MSSP, Managed Security Services, Breach and attack simulation, Ransomware

MITRE ATT&CK Evals Pit Vendors Against Ransomware, North Korea

Unknown vectors haunts ransomware plauybook

At a time when cyberattacks are getting more frequent and complex, when the cost of an attack is skyrocketing, and when hackers are well-funded and armed such advanced technologies as generative AI, running tests that gauge the ability of cybersecurity vendors to detect, respond to, and defend against them makes sense.

That’s what MITRE does through its ATT&CK Evaluation, with the results from the latest tests – round six – being released this week. In it, 19 vendors were pitted against two well-known ransomware strains in LockBit and Clop as well as malware that North Korean-linked threat groups run against macOS devices.

In all, there were three distinct attacks that included 16 steps and 80 sub-steps.

In the latest multi-step evaluations, the nonprofit – which also operates MITRE ATT&CK, a framework and knowledge base for modeling, detecting, and fighting cyberthreats – tested the vendors on their products’ abilities to detect and respond to real-world attacks in a simulated environment.

LockBit is among the mostly widely used ransomware variants in the world, and Clop was among the most successful last year after bad actors were able to hack into Progress Software’s MOVEit file transfer software. On the other end, North Korea remains among the largest exporters of cybercrime, in large part using it as a way to bypass international sanctions and fund its nuclear and other weapons programs.

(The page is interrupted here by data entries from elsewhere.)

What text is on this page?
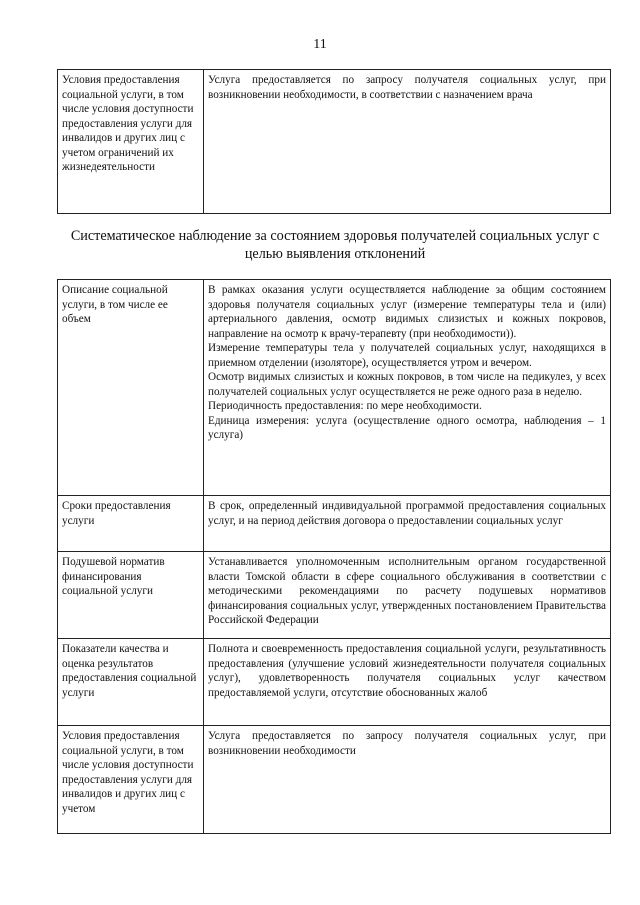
11
Условия предоставления социальной услуги, в том числе условия доступности предоставления услуги для инвалидов и других лиц с учетом ограничений их жизнедеятельности	Услуга предоставляется по запросу получателя социальных услуг, при возникновении необходимости, в соответствии с назначением врача
Систематическое наблюдение за состоянием здоровья получателей социальных услуг с целью выявления отклонений
Описание социальной услуги, в том числе ее объем	В рамках оказания услуги осуществляется наблюдение за общим состоянием здоровья получателя социальных услуг (измерение температуры тела и (или) артериального давления, осмотр видимых слизистых и кожных покровов, направление на осмотр к врачу-терапевту (при необходимости)).

Измерение температуры тела у получателей социальных услуг, находящихся в приемном отделении (изоляторе), осуществляется утром и вечером.

Осмотр видимых слизистых и кожных покровов, в том числе на педикулез, у всех получателей социальных услуг осуществляется не реже одного раза в неделю.

Периодичность предоставления: по мере необходимости.

Единица измерения: услуга (осуществление одного осмотра, наблюдения – 1 услуга)

Сроки предоставления услуги	В срок, определенный индивидуальной программой предоставления социальных услуг, и на период действия договора о предоставлении социальных услуг

Подушевой норматив финансирования социальной услуги	Устанавливается уполномоченным исполнительным органом государственной власти Томской области в сфере социального обслуживания в соответствии с методическими рекомендациями по расчету подушевых нормативов финансирования социальных услуг, утвержденных постановлением Правительства Российской Федерации

Показатели качества и оценка результатов предоставления социальной услуги	Полнота и своевременность предоставления социальной услуги, результативность предоставления (улучшение условий жизнедеятельности получателя социальных услуг), удовлетворенность получателя социальных услуг качеством предоставляемой услуги, отсутствие обоснованных жалоб

Условия предоставления социальной услуги, в том числе условия доступности предоставления услуги для инвалидов и других лиц с учетом	Услуга предоставляется по запросу получателя социальных услуг, при возникновении необходимости
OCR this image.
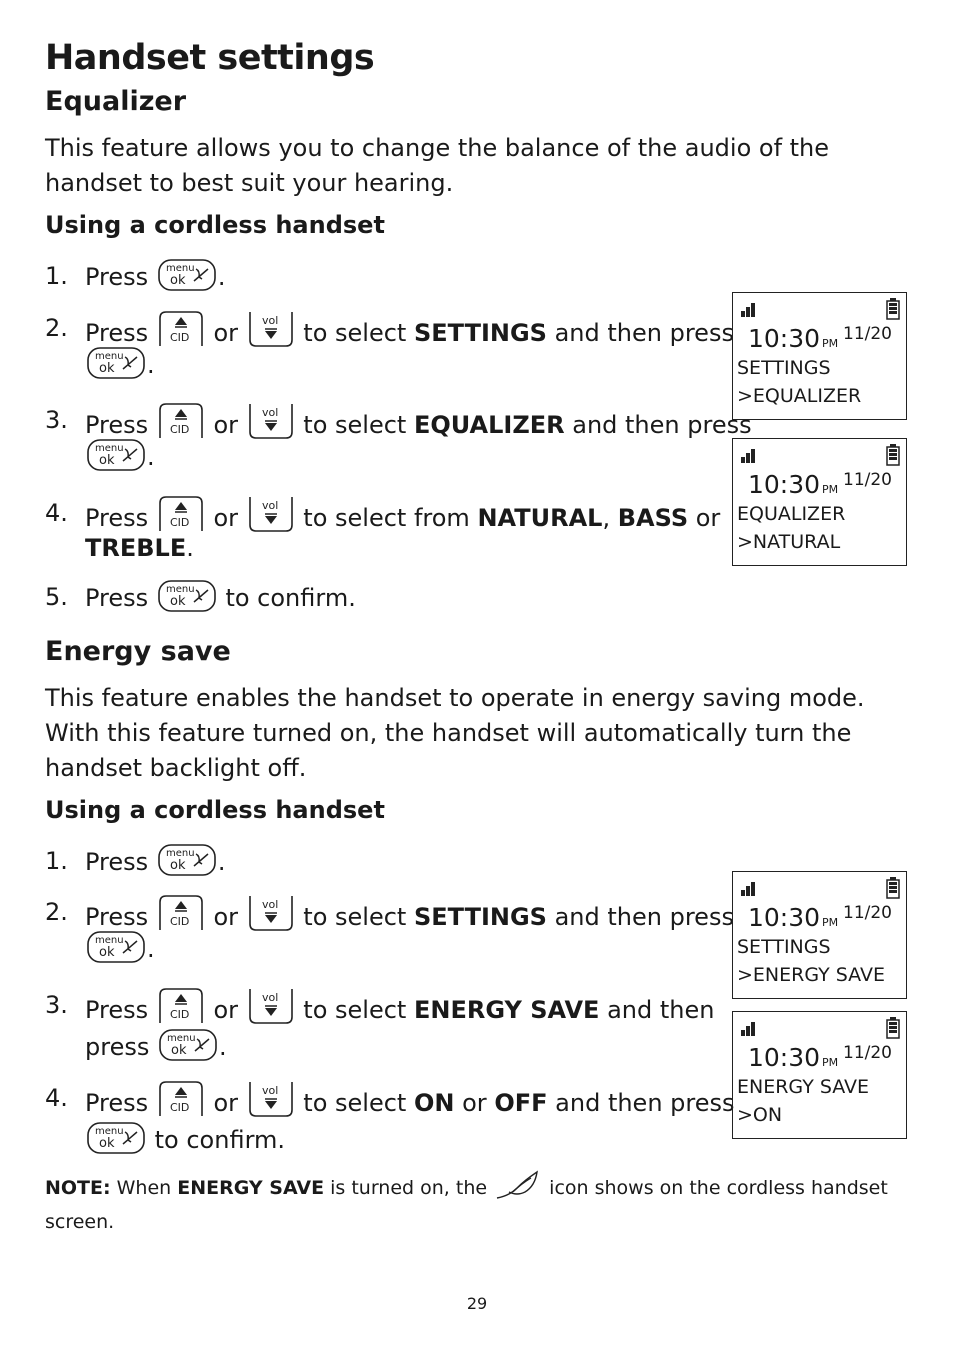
Handset settings
Equalizer
This feature allows you to change the balance of the audio of the
handset to best suit your hearing.
Using a cordless handset
1. Press menu
ok .
2. Press CID or vol to select SETTINGS and then press
menu
ok .
3. Press CID or vol to select EQUALIZER and then press
menu
ok .
4. Press CID or vol to select from NATURAL, BASS or
TREBLE.
5. Press menu
ok to confirm.
Energy save
This feature enables the handset to operate in energy saving mode.
With this feature turned on, the handset will automatically turn the
handset backlight off.
Using a cordless handset
1. Press menu
ok .
2. Press CID or vol to select SETTINGS and then press
menu
ok .
3. Press CID or vol to select ENERGY SAVE and then
press menu
ok .
4. Press CID or vol to select ON or OFF and then press
menu
ok to confirm.
10:30 PM 11/20
SETTINGS
>EQUALIZER
10:30 PM 11/20
EQUALIZER
>NATURAL
10:30 PM 11/20
SETTINGS
>ENERGY SAVE
10:30 PM 11/20
ENERGY SAVE
>ON
NOTE: When ENERGY SAVE is turned on, the	icon shows on the cordless handset
screen.
29
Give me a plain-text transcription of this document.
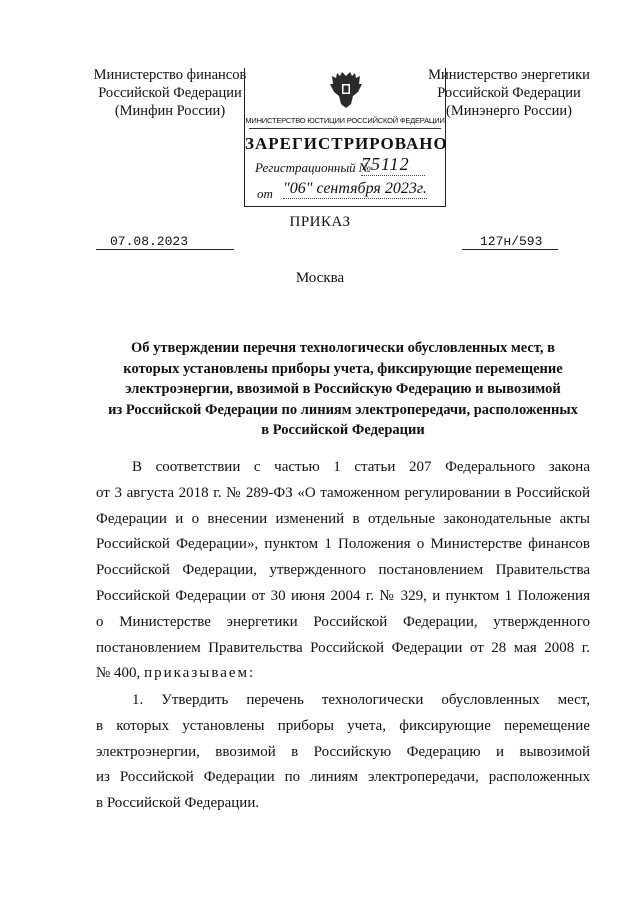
Министерство финансов
Российской Федерации
(Минфин России)
Министерство энергетики
Российской Федерации
(Минэнерго России)
МИНИСТЕРСТВО ЮСТИЦИИ РОССИЙСКОЙ ФЕДЕРАЦИИ
ЗАРЕГИСТРИРОВАНО
Регистрационный №
75112
от "06" сентября 2023г.
ПРИКАЗ
07.08.2023	127н/593
Москва
Об утверждении перечня технологически обусловленных мест, в
которых установлены приборы учета, фиксирующие перемещение
электроэнергии, ввозимой в Российскую Федерацию и вывозимой
из Российской Федерации по линиям электропередачи, расположенных
в Российской Федерации
В соответствии с частью 1 статьи 207 Федерального закона
от 3 августа 2018 г. № 289-ФЗ «О таможенном регулировании в Российской
Федерации и о внесении изменений в отдельные законодательные акты
Российской Федерации», пунктом 1 Положения о Министерстве финансов
Российской Федерации, утвержденного постановлением Правительства
Российской Федерации от 30 июня 2004 г. № 329, и пунктом 1 Положения
о Министерстве энергетики Российской Федерации, утвержденного
постановлением Правительства Российской Федерации от 28 мая 2008 г.
№ 400, приказываем:
1. Утвердить перечень технологически обусловленных мест,
в которых установлены приборы учета, фиксирующие перемещение
электроэнергии, ввозимой в Российскую Федерацию и вывозимой
из Российской Федерации по линиям электропередачи, расположенных
в Российской Федерации.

North Korean state-sponsored groups are often evolving their tactics, such as developing advanced and multistate malware, and is expanding its targeting of macOS systems.

Trusted Security Tests

The MITRE tests are the most well-known and trusted third-part tests, according to Aviad Hasnis, CTO of Cynet, one of the vendors evaluated.

“All participating vendors face the exact same set of simulated attacks based on the actions of real-world threat groups,” Hasnis told MSSP Alert. “This provides a more realistic evaluation of a solution’s effectiveness than vendor claims or even industry analyst assessments.”

MITRE says the tests are meant to rank vendors or their products. Instead, they give organizations insights and results they can use when evaluating vendors. That said, it gives vendors who perform well a chance to boast about the results.

Cynet, which offers its All-in-One Cybersecurity Platform to MSSPs, MSPs, VARs, and consultants and directly to small and midsize enterprises (SMEs) and public sector organizations, said scored 100% on both detection and protection. Hasnis said Cynet outscoring more well-known vendors is a victory for smaller service providers and organizations.

A Win for the Small Guys

“Cynet’s strong performance signals that enterprise-grade capabilities are no longer reserved for Fortune 500 organizations with big security teams and blank-check budgets,” he said. “Smaller MSPs, MSSPs, and SMEs can now obtain world-class protection at lower cost with less resources required to operate and maintain the solution.”

Organizations, as their IT environments expand, tend to add more cybersecurity tools, creating a collection of standalone solutions that drive costs, complexity, and cracks in defenses.

“This dynamic is especially acute for small-to-medium enterprises and managed service providers, which lack the personnel and resources to constantly implement, integrate, and manage tools, instead of focusing on revenue-generating priorities,” Hasnis said.

Others also pointed out their wins. Sophos’ extended detection and response (XDR) solution scored 100% in detecting, analyzing, and describing the activity of the Clop and LockBit ransomware adversary and 95% in the analysis of the North Korean macOS attack.

Spoiler alert! Sophos has once again achieved exceptional results in the latest 2024 MITRE ATT&CK Evaluations for Enterprise,” wrote Paul Murray, senior product marketing director at Sophos.

SentinelOne’s Singularity Platform scored 100% in such areas as attack detections and detecting attack techniques across all three operating systems – Windows, Linux, and macOS. There also were no detection delays across the simulated attack scenarios, the vendor wrote.

Disagreement Over Protection

Karthik Selvaraj, partner director for Microsoft’s Defender XDR research team, wrote that the “cyberattack used during the detection test highlights the importance of a unified XDR platform.” However, Selvaraj added that Microsoft’s view was that the protection part of the evaluation did not simulate the real-world cyberthreats organizations face.

“Our conclusion from the MITRE protection test is that it was designed to evade protection mechanisms to the extent that it is unrepresentative of an actual cyberattack, a methodology that Microsoft disagrees with,” he wrote.

At issue was the micro-testing methodology that Selvaraj said was “inconsistent with how cyberattackers typically operate, moving laterally within organizations by gaining access to identities and privileges over time. These broader signals are critical for distinguishing between benign and malicious activities so we can balance protecting organizations from cyberattacks while supporting the broadest set of benign use cases across a massive customer base worldwide.”